NET Missionaries sent forth despite constant ‘battles’

NET Missionaries sent forth despite constant ‘battles’ Tony Foy leads training for a group of NET missionaries.

NET Ministries Ireland has finished six weeks of training and has sent their five teams off to their local areas despite a “battle” due to Covid-19, NET Ministries Ireland Director Tony Foy has told The Irish Catholic.

Following a day of celebration of their commissioning, Mr Foy said, “The day was great. It was very, very poignant. It’s been like a battle this year, all the way from March right through to November. It’s been a battle – a battle to get them into the country, a battle to get places to take them in, it’s been a battle to do everything and at the same time stay Covid compliant, which we’ve managed to do. It was like a victory – the day was like a victory.”

All the missionaries from abroad spent two weeks quarantining upon reaching Ireland and the remainder of the training period in lockdown at NET’s training facility.

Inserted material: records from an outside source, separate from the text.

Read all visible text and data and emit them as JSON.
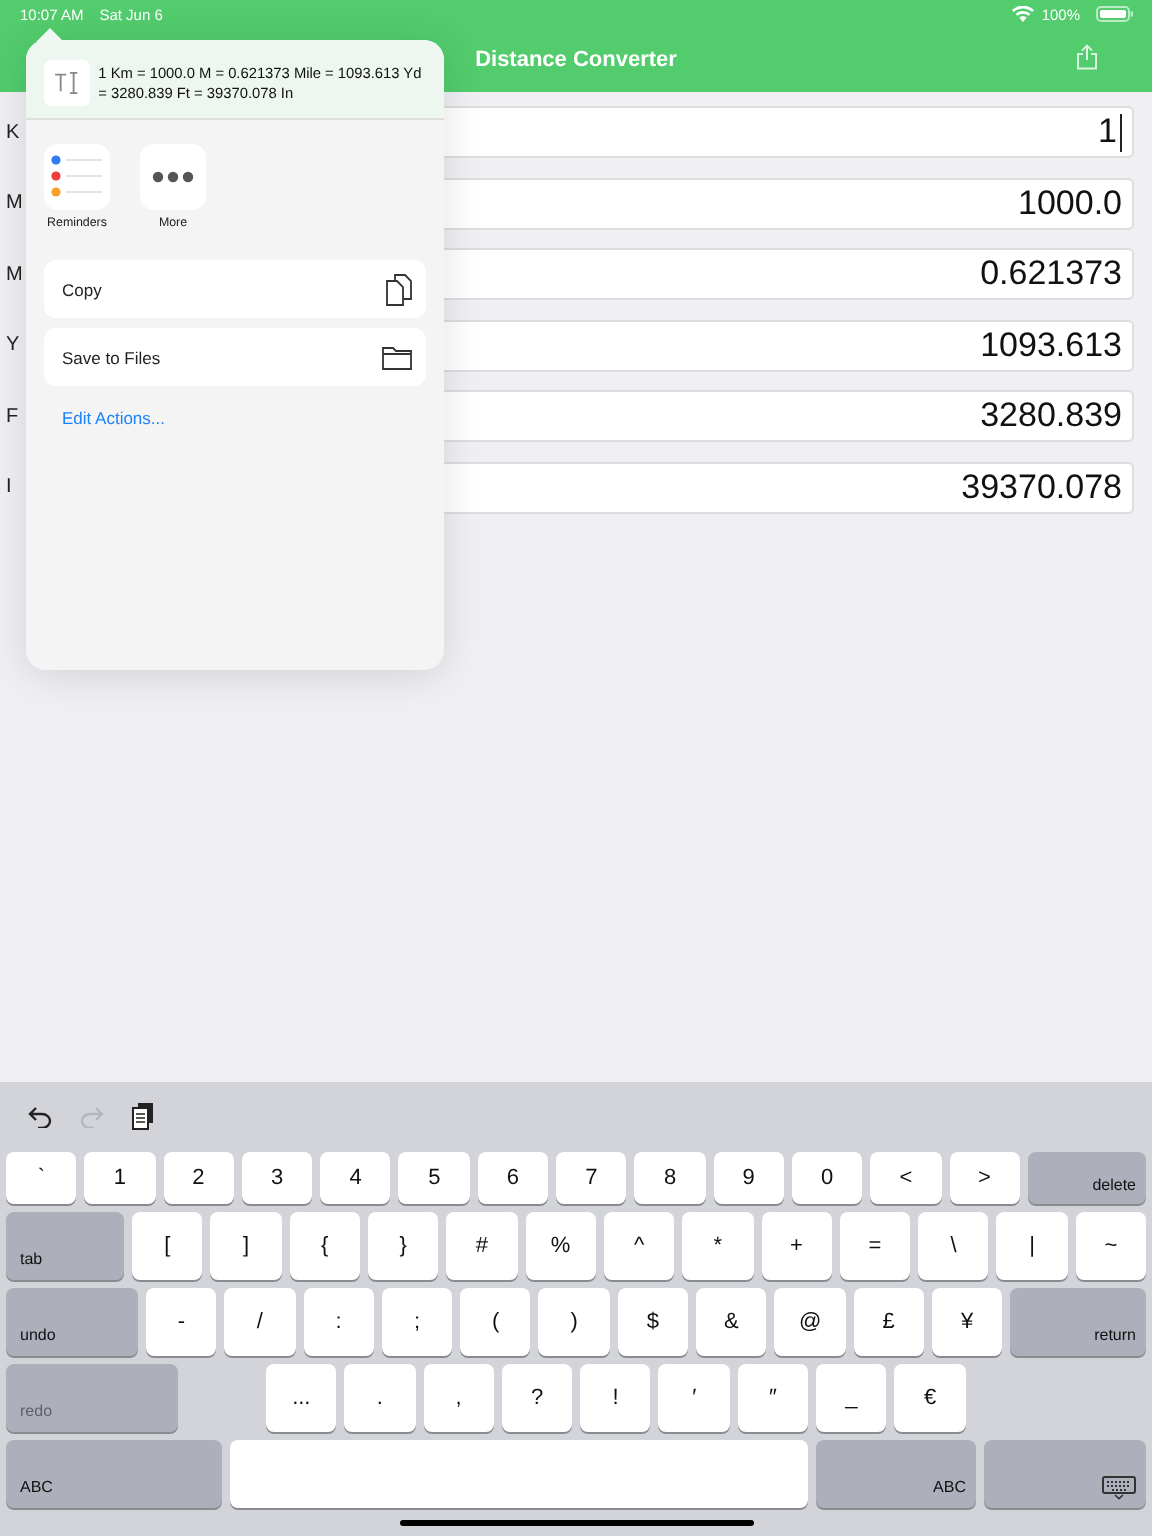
{
  "status_bar": {
    "time": "10:07 AM",
    "date": "Sat Jun 6",
    "battery": "100%"
  },
  "nav": {
    "title": "Distance Converter"
  },
  "rows": [
    {
      "label": "K",
      "value": "1",
      "focused": true
    },
    {
      "label": "M",
      "value": "1000.0",
      "focused": false
    },
    {
      "label": "M",
      "value": "0.621373",
      "focused": false
    },
    {
      "label": "Y",
      "value": "1093.613",
      "focused": false
    },
    {
      "label": "F",
      "value": "3280.839",
      "focused": false
    },
    {
      "label": "I",
      "value": "39370.078",
      "focused": false
    }
  ],
  "popover": {
    "preview_text": "1 Km = 1000.0 M = 0.621373 Mile = 1093.613 Yd = 3280.839 Ft = 39370.078 In",
    "apps": [
      {
        "label": "Reminders",
        "kind": "reminders"
      },
      {
        "label": "More",
        "kind": "more"
      }
    ],
    "actions": [
      {
        "label": "Copy",
        "kind": "copy"
      },
      {
        "label": "Save to Files",
        "kind": "folder"
      }
    ],
    "edit_link": "Edit Actions..."
  },
  "keyboard": {
    "toolbar": [
      {
        "kind": "undo",
        "disabled": false
      },
      {
        "kind": "redo",
        "disabled": true
      },
      {
        "kind": "paste",
        "disabled": false
      }
    ],
    "rows": [
      {
        "keys": [
          {
            "label": "`",
            "kind": "char"
          },
          {
            "label": "1",
            "kind": "char"
          },
          {
            "label": "2",
            "kind": "char"
          },
          {
            "label": "3",
            "kind": "char"
          },
          {
            "label": "4",
            "kind": "char"
          },
          {
            "label": "5",
            "kind": "char"
          },
          {
            "label": "6",
            "kind": "char"
          },
          {
            "label": "7",
            "kind": "char"
          },
          {
            "label": "8",
            "kind": "char"
          },
          {
            "label": "9",
            "kind": "char"
          },
          {
            "label": "0",
            "kind": "char"
          },
          {
            "label": "<",
            "kind": "char"
          },
          {
            "label": ">",
            "kind": "char"
          },
          {
            "label": "delete",
            "kind": "delete"
          }
        ]
      },
      {
        "keys": [
          {
            "label": "tab",
            "kind": "tab"
          },
          {
            "label": "[",
            "kind": "char"
          },
          {
            "label": "]",
            "kind": "char"
          },
          {
            "label": "{",
            "kind": "char"
          },
          {
            "label": "}",
            "kind": "char"
          },
          {
            "label": "#",
            "kind": "char"
          },
          {
            "label": "%",
            "kind": "char"
          },
          {
            "label": "^",
            "kind": "char"
          },
          {
            "label": "*",
            "kind": "char"
          },
          {
            "label": "+",
            "kind": "char"
          },
          {
            "label": "=",
            "kind": "char"
          },
          {
            "label": "\\",
            "kind": "char"
          },
          {
            "label": "|",
            "kind": "char"
          },
          {
            "label": "~",
            "kind": "char"
          }
        ]
      },
      {
        "keys": [
          {
            "label": "undo",
            "kind": "undo"
          },
          {
            "label": "-",
            "kind": "char"
          },
          {
            "label": "/",
            "kind": "char"
          },
          {
            "label": ":",
            "kind": "char"
          },
          {
            "label": ";",
            "kind": "char"
          },
          {
            "label": "(",
            "kind": "char"
          },
          {
            "label": ")",
            "kind": "char"
          },
          {
            "label": "$",
            "kind": "char"
          },
          {
            "label": "&",
            "kind": "char"
          },
          {
            "label": "@",
            "kind": "char"
          },
          {
            "label": "£",
            "kind": "char"
          },
          {
            "label": "¥",
            "kind": "char"
          },
          {
            "label": "return",
            "kind": "return"
          }
        ]
      },
      {
        "keys": [
          {
            "label": "redo",
            "kind": "redo",
            "disabled": true
          },
          {
            "label": "...",
            "kind": "char"
          },
          {
            "label": ".",
            "kind": "char"
          },
          {
            "label": ",",
            "kind": "char"
          },
          {
            "label": "?",
            "kind": "char"
          },
          {
            "label": "!",
            "kind": "char"
          },
          {
            "label": "′",
            "kind": "char"
          },
          {
            "label": "″",
            "kind": "char"
          },
          {
            "label": "_",
            "kind": "char"
          },
          {
            "label": "€",
            "kind": "char"
          }
        ]
      },
      {
        "keys": [
          {
            "label": "ABC",
            "kind": "abc-left"
          },
          {
            "kind": "space"
          },
          {
            "label": "ABC",
            "kind": "abc-right"
          },
          {
            "kind": "hide"
          }
        ]
      }
    ]
  }
}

They’ve been trained to live as a close unit in the areas to which they’ve been sent, while remaining fully compliant with all of the Government’s Covid guidelines.

“They’re very strong. They’re a very, very strong group of missionaries and as a whole, I think they’re feeling very united and, you know, adversity has proven to be a potent ingredient in training good missionaries,” Mr Foy said.

“We know that the blood of the martyrs has been the seed of the Church, we’re thriving under adversity and we’re not lying underneath it. It’s something that we feel – we feel compelled to spread the Gospel in Ireland, and we feel that young people need the Gospel.”

A recently-minted member of the team, Peter Aherne from Bray said, “For me personally during the first lockdown it seemed like we were just stuck in that situation and there was no way out. So now being a NET missionary it’s really important to me that we can meet young people where they’re at. We can let them know that beyond the loneliness and fear there’s something more.”

The sentiment was echoed by Grainne Clancy, a qualified teacher from Armagh: “As an Irish person, it’s a privilege to be a witness of Faith to the youth of my own country.”